Надя не боится даже самого дяди, а он громадный, сердитый, кричит на нее и на тетю престрашным образом. Ему не поперечишь. Хорошо, что я ему не родной.
От Нади мне ничего решительно не нужно, я даже говорю с ней редко; доволен тем, что она есть и что я ее люблю. Но, конечно, я готов для нее на все и был бы в восторге, если б загорелся дом и она велела мне кинуться в пожарище.
Дни шли, однако без пожарища, я был в восторге и так.
В мечтах о Наде я едва плелся к дому, не замечая ничего кругом. Во дворе наступил на спящую Розку, которая с визгом выкатилась у меня из-под ног. На крыльцо не пошел, а через сад. Рябая Гапка вешала на тыне белье и пронзительно пела:
Сива зозуля ховается
Пид капустный пид листочек…
Свернул в аллею, оттуда уж – к террасе. Издали заслышал терпкий и грозный голос дяди. Ну, опять бранятся. Тетя – она молчит, а все дядя. На кого он? Вот это, пожалуй, грех.
Когда я вошел на ступеньки – замолкло. Пряно передо мной сидела Надя, неописанно прекрасная, конечно, сумрачная, с розовыми щеками, нисколько не испуганная, хотя дядя кричал на нее – больше никого не было.
А тетя сейчас же на меня:
– Где ты опять бегал, Валичка? Разве можно? Голову напечет. Садись скорей, мы уж отполдничали.
Дядя курил трубку вроде автономовской, но у него это было вовсе не красиво.
Варенца почти не осталось, впрочем, я наелся арбуза и не хотел есть.

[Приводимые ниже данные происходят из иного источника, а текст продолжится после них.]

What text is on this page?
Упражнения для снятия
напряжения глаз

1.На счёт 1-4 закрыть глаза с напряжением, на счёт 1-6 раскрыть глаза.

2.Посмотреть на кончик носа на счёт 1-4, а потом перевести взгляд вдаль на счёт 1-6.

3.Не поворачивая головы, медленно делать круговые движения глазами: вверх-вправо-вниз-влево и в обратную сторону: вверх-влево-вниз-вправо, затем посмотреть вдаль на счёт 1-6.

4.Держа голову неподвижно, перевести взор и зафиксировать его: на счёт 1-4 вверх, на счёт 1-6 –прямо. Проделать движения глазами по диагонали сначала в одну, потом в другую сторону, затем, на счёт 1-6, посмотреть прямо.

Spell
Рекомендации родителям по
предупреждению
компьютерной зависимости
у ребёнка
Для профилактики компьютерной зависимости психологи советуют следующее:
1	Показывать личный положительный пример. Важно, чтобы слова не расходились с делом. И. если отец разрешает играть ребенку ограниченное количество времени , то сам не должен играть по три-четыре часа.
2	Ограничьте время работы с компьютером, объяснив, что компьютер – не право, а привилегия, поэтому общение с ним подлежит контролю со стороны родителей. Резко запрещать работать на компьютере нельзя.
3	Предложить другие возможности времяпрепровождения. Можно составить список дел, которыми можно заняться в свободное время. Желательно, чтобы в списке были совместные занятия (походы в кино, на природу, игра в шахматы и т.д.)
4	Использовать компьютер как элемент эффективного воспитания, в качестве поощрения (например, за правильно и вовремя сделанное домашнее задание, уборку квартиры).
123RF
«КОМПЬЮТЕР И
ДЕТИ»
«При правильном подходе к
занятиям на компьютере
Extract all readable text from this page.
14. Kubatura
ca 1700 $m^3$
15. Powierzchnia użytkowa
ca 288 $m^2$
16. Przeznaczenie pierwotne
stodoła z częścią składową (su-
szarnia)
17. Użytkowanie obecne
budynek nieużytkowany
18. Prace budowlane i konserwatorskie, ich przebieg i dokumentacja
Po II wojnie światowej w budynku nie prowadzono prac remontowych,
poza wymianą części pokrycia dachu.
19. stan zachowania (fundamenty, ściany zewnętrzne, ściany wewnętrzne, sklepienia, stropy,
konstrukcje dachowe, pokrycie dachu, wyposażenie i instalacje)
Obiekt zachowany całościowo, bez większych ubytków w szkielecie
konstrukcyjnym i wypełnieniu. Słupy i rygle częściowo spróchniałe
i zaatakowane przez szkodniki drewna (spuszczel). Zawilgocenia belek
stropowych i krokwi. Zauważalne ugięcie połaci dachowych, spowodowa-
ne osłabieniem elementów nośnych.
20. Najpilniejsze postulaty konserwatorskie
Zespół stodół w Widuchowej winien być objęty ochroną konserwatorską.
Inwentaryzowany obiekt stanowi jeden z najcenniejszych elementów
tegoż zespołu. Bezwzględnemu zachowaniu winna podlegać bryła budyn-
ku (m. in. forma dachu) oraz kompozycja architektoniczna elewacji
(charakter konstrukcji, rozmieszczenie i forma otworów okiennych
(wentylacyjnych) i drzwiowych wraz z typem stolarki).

– Да-с, решено и подписано, – отчеканил дядя ядовито. – Чтобы и духом его близко не пахло.
– Будет дух, – сказала Надя тихо, но так дерзко, что не один я, а все обмерли от подобной смелости.
Дядя обмер, но потом вскочил, заорал:
– Что-о? Что ты сказала? Повтори!
– Сказала: будет дух.
В ужасе я закрыл уши руками, а потому не слышал всех слов, которые выкрикивал дядя. Наконец, он затопал ногами, шваркнул трубку за перила, в сад, и ушел в комнаты.
Надя осталась сидеть, как сидела. Я открыл уши. Было тихо.
– Господи, Господи! – шептала тетя, качая головой в черной наколке. Потом прибавила, повернувшись ко мне:
– Ванюша, пойди поищи дядину трубочку.
Я пошарил в кустах и сейчас же ее принес. Тетя продолжала качать головой.
– Убьешь ты, Надичка, отца сампрандерством своим. Сердце у него отходчивое, а только уж если он что в голову взял…
– А я, мамаша, тоже: уж что в голову взяла…
– Да ведь убьешь: вредно ему волноваться. И что тебе дался этот Карл Литыч? Срам даже это для девушки. Рыжий басурман, больше ничего. Никогда отец не согласится…
Надя перебила:
– Бросьте, мама. Буду я с вами разговаривать. Встала, села на перила, закусила листок дикого винограда.